Bang on. The Democrats want to ensure that black Democrats stay Democrats, so they peddle this line about Republican racism ad nauseam to score political points, thereby cementing it in the brains of black Democrats. Republicans fall all over themselves to make something they said that wasn’t wrong to begin with right in order to appease the media, Democrats, and the black community due to their sensitivity on the issue.
This isn’t to say that there aren’t racist Republicans. There are. But by far, as the quotes above show you, the true race baiters in this country are not Republicans, but Democrats, and they do it because they can’t afford to lose black votes. It’s shameless, and as the editors at The Unalienable Right blog also note, it’s despicable as well.
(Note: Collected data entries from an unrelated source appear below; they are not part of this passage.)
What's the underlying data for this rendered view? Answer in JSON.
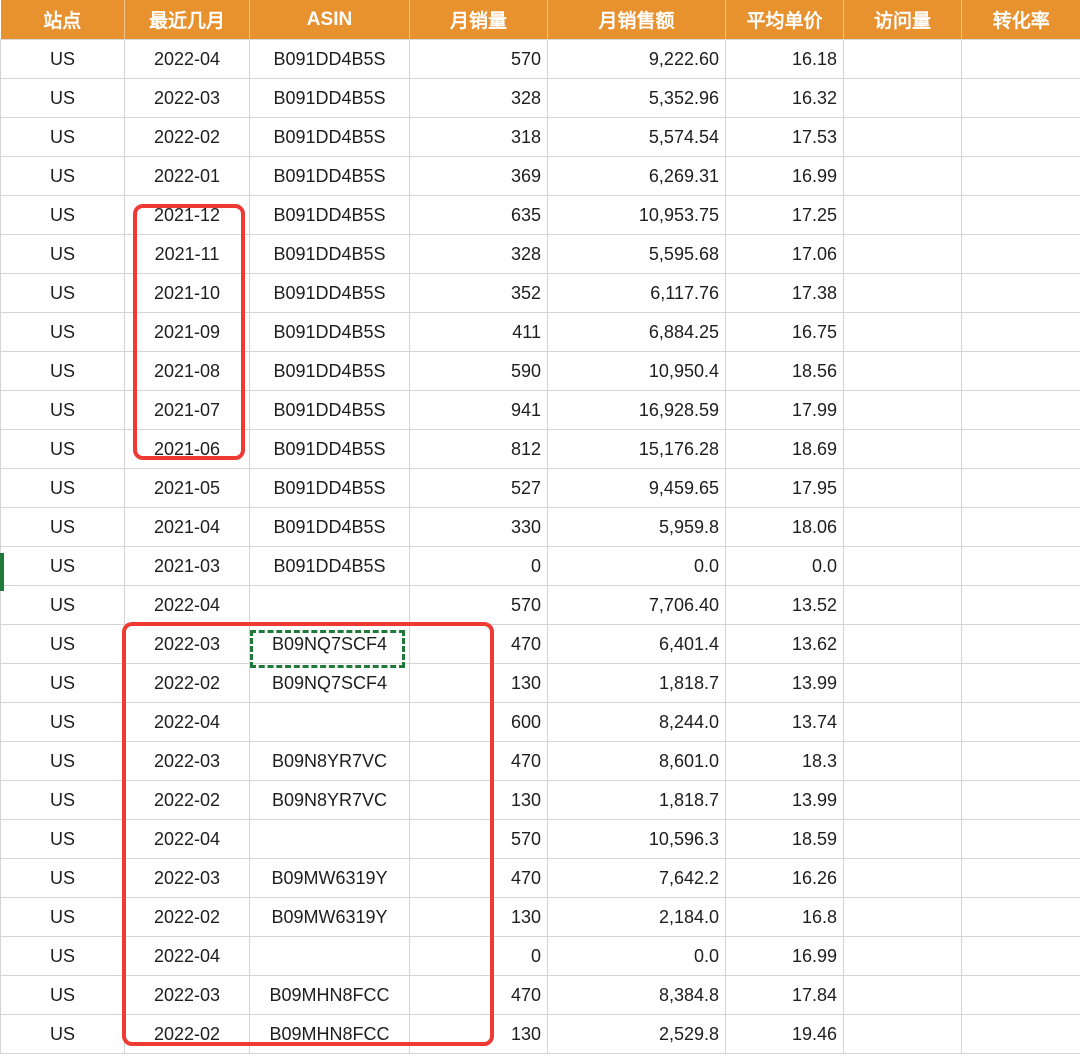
{
  "headers": [
    "站点",
    "最近几月",
    "ASIN",
    "月销量",
    "月销售额",
    "平均单价",
    "访问量",
    "转化率"
  ],
  "rows": [
    [
      "US",
      "2022-04",
      "B091DD4B5S",
      "570",
      "9,222.60",
      "16.18",
      "",
      ""
    ],
    [
      "US",
      "2022-03",
      "B091DD4B5S",
      "328",
      "5,352.96",
      "16.32",
      "",
      ""
    ],
    [
      "US",
      "2022-02",
      "B091DD4B5S",
      "318",
      "5,574.54",
      "17.53",
      "",
      ""
    ],
    [
      "US",
      "2022-01",
      "B091DD4B5S",
      "369",
      "6,269.31",
      "16.99",
      "",
      ""
    ],
    [
      "US",
      "2021-12",
      "B091DD4B5S",
      "635",
      "10,953.75",
      "17.25",
      "",
      ""
    ],
    [
      "US",
      "2021-11",
      "B091DD4B5S",
      "328",
      "5,595.68",
      "17.06",
      "",
      ""
    ],
    [
      "US",
      "2021-10",
      "B091DD4B5S",
      "352",
      "6,117.76",
      "17.38",
      "",
      ""
    ],
    [
      "US",
      "2021-09",
      "B091DD4B5S",
      "411",
      "6,884.25",
      "16.75",
      "",
      ""
    ],
    [
      "US",
      "2021-08",
      "B091DD4B5S",
      "590",
      "10,950.4",
      "18.56",
      "",
      ""
    ],
    [
      "US",
      "2021-07",
      "B091DD4B5S",
      "941",
      "16,928.59",
      "17.99",
      "",
      ""
    ],
    [
      "US",
      "2021-06",
      "B091DD4B5S",
      "812",
      "15,176.28",
      "18.69",
      "",
      ""
    ],
    [
      "US",
      "2021-05",
      "B091DD4B5S",
      "527",
      "9,459.65",
      "17.95",
      "",
      ""
    ],
    [
      "US",
      "2021-04",
      "B091DD4B5S",
      "330",
      "5,959.8",
      "18.06",
      "",
      ""
    ],
    [
      "US",
      "2021-03",
      "B091DD4B5S",
      "0",
      "0.0",
      "0.0",
      "",
      ""
    ],
    [
      "US",
      "2022-04",
      "",
      "570",
      "7,706.40",
      "13.52",
      "",
      ""
    ],
    [
      "US",
      "2022-03",
      "B09NQ7SCF4",
      "470",
      "6,401.4",
      "13.62",
      "",
      ""
    ],
    [
      "US",
      "2022-02",
      "B09NQ7SCF4",
      "130",
      "1,818.7",
      "13.99",
      "",
      ""
    ],
    [
      "US",
      "2022-04",
      "",
      "600",
      "8,244.0",
      "13.74",
      "",
      ""
    ],
    [
      "US",
      "2022-03",
      "B09N8YR7VC",
      "470",
      "8,601.0",
      "18.3",
      "",
      ""
    ],
    [
      "US",
      "2022-02",
      "B09N8YR7VC",
      "130",
      "1,818.7",
      "13.99",
      "",
      ""
    ],
    [
      "US",
      "2022-04",
      "",
      "570",
      "10,596.3",
      "18.59",
      "",
      ""
    ],
    [
      "US",
      "2022-03",
      "B09MW6319Y",
      "470",
      "7,642.2",
      "16.26",
      "",
      ""
    ],
    [
      "US",
      "2022-02",
      "B09MW6319Y",
      "130",
      "2,184.0",
      "16.8",
      "",
      ""
    ],
    [
      "US",
      "2022-04",
      "",
      "0",
      "0.0",
      "16.99",
      "",
      ""
    ],
    [
      "US",
      "2022-03",
      "B09MHN8FCC",
      "470",
      "8,384.8",
      "17.84",
      "",
      ""
    ],
    [
      "US",
      "2022-02",
      "B09MHN8FCC",
      "130",
      "2,529.8",
      "19.46",
      "",
      ""
    ]
  ],
  "colors": {
    "header_background": "#E8912F",
    "header_text": "#FFFFFF",
    "highlight_box": "#EE3A33",
    "copy_marquee": "#1F7A3A"
  }
}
What’s interesting about all this is that it’s the policies of liberal Democrats, starting with the Great Society programs back in the mid 60s that badly affected the black community in this country and helped enable the rise in poverty and illegitimacy that we have seen in the poorer communities for the last 40 years. Yet prominent Democrats continue to claim that it is Republicans who want to keep the black man down, when it’s not Republicans who insult the black community with programs like affirmative action, which says that a black person gets special consideration when they apply for a job or go to college? Don’t believe me? Ask Thomas Sowell or Larry Elder or any other number of black conservatives who will tell you the same thing, and who will also tell you about how many times they’ve been called "Uncle Tom" and many other derogatory names by black Democrats simply for daring to stray from the ‘official’ line.
The media ties into all of this thanks to their one-sided coverage of racially inflammatory comments. To repeat from a prior post, Rangel and co.’s outrageous race-baiting statements about the President got very little attention from the media, while Bill Bennett’s non-scandalous statements were such an ‘outrage’ that the President himself, under political pressure, condemned them. We see this time and time again, how black Democrats (and white Dems who parrot their lines) routinely get away with making such outlandish accusations while white Republicans get called to the carpet and calls for condemnation are generally met with the politically correct response from the President and/or administration officials.
Real discussions could be had in this country about race and how Great Society programs adversely affected the black community upon their implementation but it doesn’t seem like we’ll ever get to have those discussions because anytime a Republican even mentions the word "black" in a sentence, an immediate apology is called for by race-baiters like Jesse Jackson, Charlie Rangel, and Howard Dean because of political considerations. Instead of actually *caring* to discuss the issue of race and how race relations in this country can be improved, and how a second look at welfare and other social programs that hurt more than help the poor in the black community would be beneficial to everyone, it’s more important to Dean and others in the DNC who think like him to score cheap shot political points in order to keep black voters. And the media is complicit in this not only because they think like liberals, but also because they know that alleged Republican ‘racist’ statements sell many more papers than real racist statements made by Democrats.
It is long past time to stand up against this demagoguery and instead of giving in to it, as the White House did Friday, we need to reject it and stand on principle. Caving in only keeps the cycle of racial demagoguery going and only we can stop it.
Monday AM Update: La Shawn weighs in. POW! You go girl!